Traditionally, primary markets bring in the largest sales volume. However, choosing a secondary or tertiary market has become more popular among the investors. The lower barriers to entry, and rising occupancy and rental rates in these areas are also starting to yield a higher return.

Combined with above-average job growth, emerging technology sectors, and increased population growth, many investors view these markets as a profitable way to diversify a CRE portfolio.

Lease Diversification

Even within similar investment property types, investors can vary the lease terms in order to balance risk. For example, triple net lease properties are considered lower risk investments that offer a steady return.

If you’d like to achieve higher returns, you can always acquire single net lease properties. They have a higher risk, but they involve fewer management responsibilities and fewer owner costs.

factors that influence on the diversification of a property

With other commercial income property types, investors can compare tenants’ credit ratings, lease terms, and business types. A tenant’s credit ratings are determined by three public companies Moody’s, Fitch, and Standard and Poor. Credit ratings range from AAA to D, although for investment grade properties a rating of BBB is higher if necessary.

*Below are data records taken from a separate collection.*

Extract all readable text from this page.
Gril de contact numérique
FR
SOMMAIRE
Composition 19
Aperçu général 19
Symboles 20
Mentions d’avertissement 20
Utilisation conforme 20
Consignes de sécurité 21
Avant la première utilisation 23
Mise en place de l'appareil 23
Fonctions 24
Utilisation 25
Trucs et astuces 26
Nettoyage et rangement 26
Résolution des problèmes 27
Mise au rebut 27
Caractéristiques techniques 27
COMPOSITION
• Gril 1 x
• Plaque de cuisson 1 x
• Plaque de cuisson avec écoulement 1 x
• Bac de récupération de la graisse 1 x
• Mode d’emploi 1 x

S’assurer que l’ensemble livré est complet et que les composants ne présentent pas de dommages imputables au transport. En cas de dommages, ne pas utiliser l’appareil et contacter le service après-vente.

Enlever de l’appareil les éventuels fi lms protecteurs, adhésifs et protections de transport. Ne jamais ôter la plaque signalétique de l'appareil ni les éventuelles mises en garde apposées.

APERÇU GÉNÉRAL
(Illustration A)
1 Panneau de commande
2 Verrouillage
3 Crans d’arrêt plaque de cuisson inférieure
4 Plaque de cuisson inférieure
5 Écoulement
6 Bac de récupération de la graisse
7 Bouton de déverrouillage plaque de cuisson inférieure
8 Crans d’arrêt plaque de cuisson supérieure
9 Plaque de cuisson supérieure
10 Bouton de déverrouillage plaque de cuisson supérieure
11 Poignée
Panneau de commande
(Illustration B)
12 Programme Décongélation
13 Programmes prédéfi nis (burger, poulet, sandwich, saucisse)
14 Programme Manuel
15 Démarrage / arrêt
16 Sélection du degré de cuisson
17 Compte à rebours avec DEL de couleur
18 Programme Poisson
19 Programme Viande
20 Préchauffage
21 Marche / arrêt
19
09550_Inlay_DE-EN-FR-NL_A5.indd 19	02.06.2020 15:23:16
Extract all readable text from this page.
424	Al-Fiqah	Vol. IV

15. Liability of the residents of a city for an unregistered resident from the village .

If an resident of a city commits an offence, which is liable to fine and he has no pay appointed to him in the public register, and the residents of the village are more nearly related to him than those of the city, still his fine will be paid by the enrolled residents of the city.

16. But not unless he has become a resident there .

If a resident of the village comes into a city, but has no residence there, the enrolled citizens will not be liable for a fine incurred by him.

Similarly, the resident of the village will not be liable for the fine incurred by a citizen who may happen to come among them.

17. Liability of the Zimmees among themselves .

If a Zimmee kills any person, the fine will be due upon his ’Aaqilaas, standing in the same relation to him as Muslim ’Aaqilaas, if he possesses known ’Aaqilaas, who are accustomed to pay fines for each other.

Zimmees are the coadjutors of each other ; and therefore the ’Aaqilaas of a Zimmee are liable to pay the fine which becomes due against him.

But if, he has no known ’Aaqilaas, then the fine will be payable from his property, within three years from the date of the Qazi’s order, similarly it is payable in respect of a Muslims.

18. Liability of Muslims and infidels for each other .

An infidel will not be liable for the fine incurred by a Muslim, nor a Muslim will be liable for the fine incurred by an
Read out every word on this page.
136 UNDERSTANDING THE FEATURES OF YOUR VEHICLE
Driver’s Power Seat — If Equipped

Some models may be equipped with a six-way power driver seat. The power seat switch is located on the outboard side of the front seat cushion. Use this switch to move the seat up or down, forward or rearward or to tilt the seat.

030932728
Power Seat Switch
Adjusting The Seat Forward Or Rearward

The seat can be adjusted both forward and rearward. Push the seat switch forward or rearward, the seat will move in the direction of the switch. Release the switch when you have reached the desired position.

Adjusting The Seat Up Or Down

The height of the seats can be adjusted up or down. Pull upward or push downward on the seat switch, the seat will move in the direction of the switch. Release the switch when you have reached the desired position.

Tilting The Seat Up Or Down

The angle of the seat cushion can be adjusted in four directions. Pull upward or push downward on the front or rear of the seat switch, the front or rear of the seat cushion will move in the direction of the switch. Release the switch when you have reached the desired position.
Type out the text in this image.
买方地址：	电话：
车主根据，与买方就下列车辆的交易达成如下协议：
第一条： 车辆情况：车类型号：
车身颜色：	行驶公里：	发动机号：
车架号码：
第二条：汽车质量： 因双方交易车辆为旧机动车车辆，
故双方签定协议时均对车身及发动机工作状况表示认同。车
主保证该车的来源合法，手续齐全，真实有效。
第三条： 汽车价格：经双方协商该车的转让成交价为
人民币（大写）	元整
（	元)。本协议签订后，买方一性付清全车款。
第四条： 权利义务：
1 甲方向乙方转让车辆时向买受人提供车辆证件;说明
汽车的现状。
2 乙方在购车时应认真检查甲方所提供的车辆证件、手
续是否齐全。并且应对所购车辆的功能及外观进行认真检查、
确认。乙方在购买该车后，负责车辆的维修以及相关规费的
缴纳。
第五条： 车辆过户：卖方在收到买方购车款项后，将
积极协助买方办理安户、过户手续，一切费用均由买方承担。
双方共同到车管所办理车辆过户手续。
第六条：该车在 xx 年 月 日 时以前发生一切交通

It’s also wise to match the property type with the best tenant mix possible. For example, a portfolio with a large proportion of office properties with leases due to expire within a short period of time or lower credit tenants is riskier than one with a variety of national tenants with long leases.

Economic Diversification

Economic diversification is another way of reducing risk during real estate cycle growth and recovery periods. It is based on putting cities in economic categories depending on their growth patterns over time and the dominant industry of the area.

There are nine SIC categories which provide economic diversification possibilities for investors. These nine categories are based on 316 U.S. cities categorized as MSA’s by the government.

The dominant industry of an area can be found by determining the SIC employment percentage of each industry and then comparing that result to the national average. The resulting number will tell investors which category the market falls in.

Areas that are more economically diverse are usually more stable during weak economies. And areas that are reliant on one particular industry or employer are vulnerable to economic downturns.

As an investor, you can choose to use one or several of these strategies to diversify your portfolio. Whichever strategy you select, be sure to periodically review your properties’ performance on a regular basis to accrue the greatest benefits of diversification.